License fees on tech-standard patents can vary based on usage, draft EU policy paper says
9 October 2017. By Lewis Crofts and Matthew Newman.
Owners of patents used in technology standards, such as Ericsson and Qualcomm, should be able to charge different rates for the use of patents depending on how they are deployed, a draft EU policy paper seen by MLex says. But companies wouldn't be able to pick and choose who gets a license to their intellectual property.
The draft "communication" is under discussion inside the European Commission as part of a move to address "wide uncertainty" in the licensing of standard-essential patents, or SEPs. Although the policy paper has little legal value, it will still shape fraught negotiations between patent owners and devicemakers as Europe gears up to roll out Internet-connected cars, refrigerators and other gadgets.
Patent owners such as Qualcomm, Ericsson and Nokia want to maximize their return on the billions of dollars they invest in new technology. They are butting heads with smartphone makers and other Internet-connected device manufacturers that want to cut the cost of licensing and implementing intellectual property.
The draft policy document has been subject to fierce lobbying for months and is likely to undergo further changes before its publication at year's end. Debate over the paper has exposed deep divisions within the commission.
On one side, officials in the industry department support patent policies that will make the roll-out of new mobile devices easier for small companies. On the other, officials responsible for digitial policy want to ensure that intellectual property rights aren't watered down.
The paper includes a crucial victory for SEP-owners, who want to vary the amount they charge for IP depending on how much it contributes to the final product: For example, a phone would derive more value from a patent enabling it to be constantly connected to a mobile network than would a smart water-meter that connected once a week.
Determining the license fee "should require taking into account the economic value the patented technology adds to the specific field of application," the draft reads.
"The valuation may therefore consider the degree of benefits and additional functionality or performance that the technology adds to a concrete application, how ancillary or central it is in view of its main function, and how dependent the application is on the new technology," it says.

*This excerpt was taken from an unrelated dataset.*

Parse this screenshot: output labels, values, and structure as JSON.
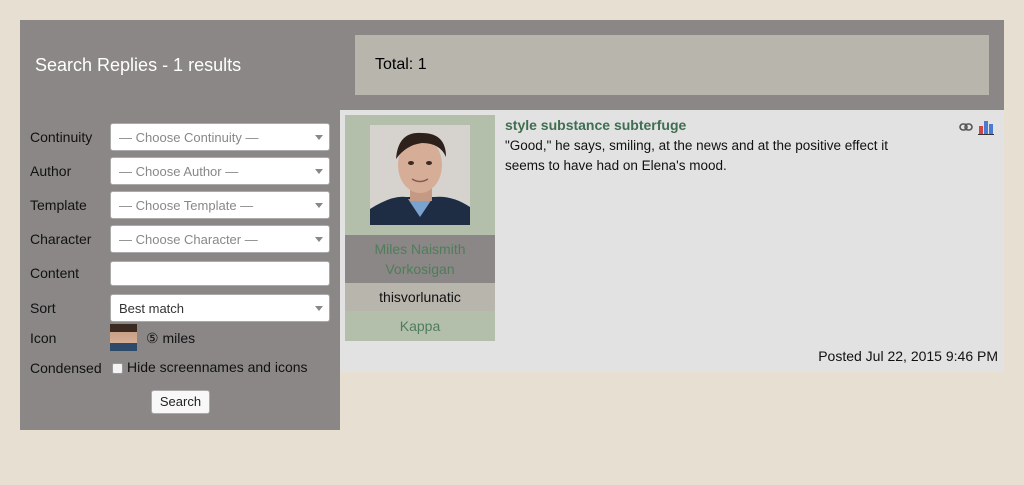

The EU regulator says there are differences in the functions of Internet-connected devices. A WiFi-enabled USB key or a smartphone have full functionality, while a tablet, photo camera or game console clearly have other functions, the commission said.
Companies owning SEPs are obliged to license them on fair, reasonable and non-discriminatory, or Frand, terms to prevent abuses of market power.
Makers of equipment that use SEPs — such as mobile chipset producers — insist that patent holders are discriminating against them when they conclude licensing agreements with only the end users in the value chain, such as Apple and Samsung. They also object to patent holders trying to determine a royalty based on how the technology will be used.
Patent holders should grant licenses to companies higher up the chain, such as the producers of wireless chips that incorporate their technology, they argue.
This suggestion seems to have been taken up by the commission, which says that SEP-owners can't handpick their licensees and exclude others.
"Right holders cannot unilaterally decide at what level to license and at what price," the paper says. "But technology users, for their part, should not force a licensing scheme that would lead to an erosion of the value of the patent."
The draft says both sides should "engage in good faith negotiations" to arrive at a Frand rate. They are much better placed to arrive at the right price, it says.
The commission appears to agree with devicemakers, saying that licensing at the level of "modular components" can be more efficient and relieve manufacturers of the need to take multiple patent licenses.
The paper also suggests setting up an expert group to study licensing practices, the valuation of intellectual property and how Frand rates are determined.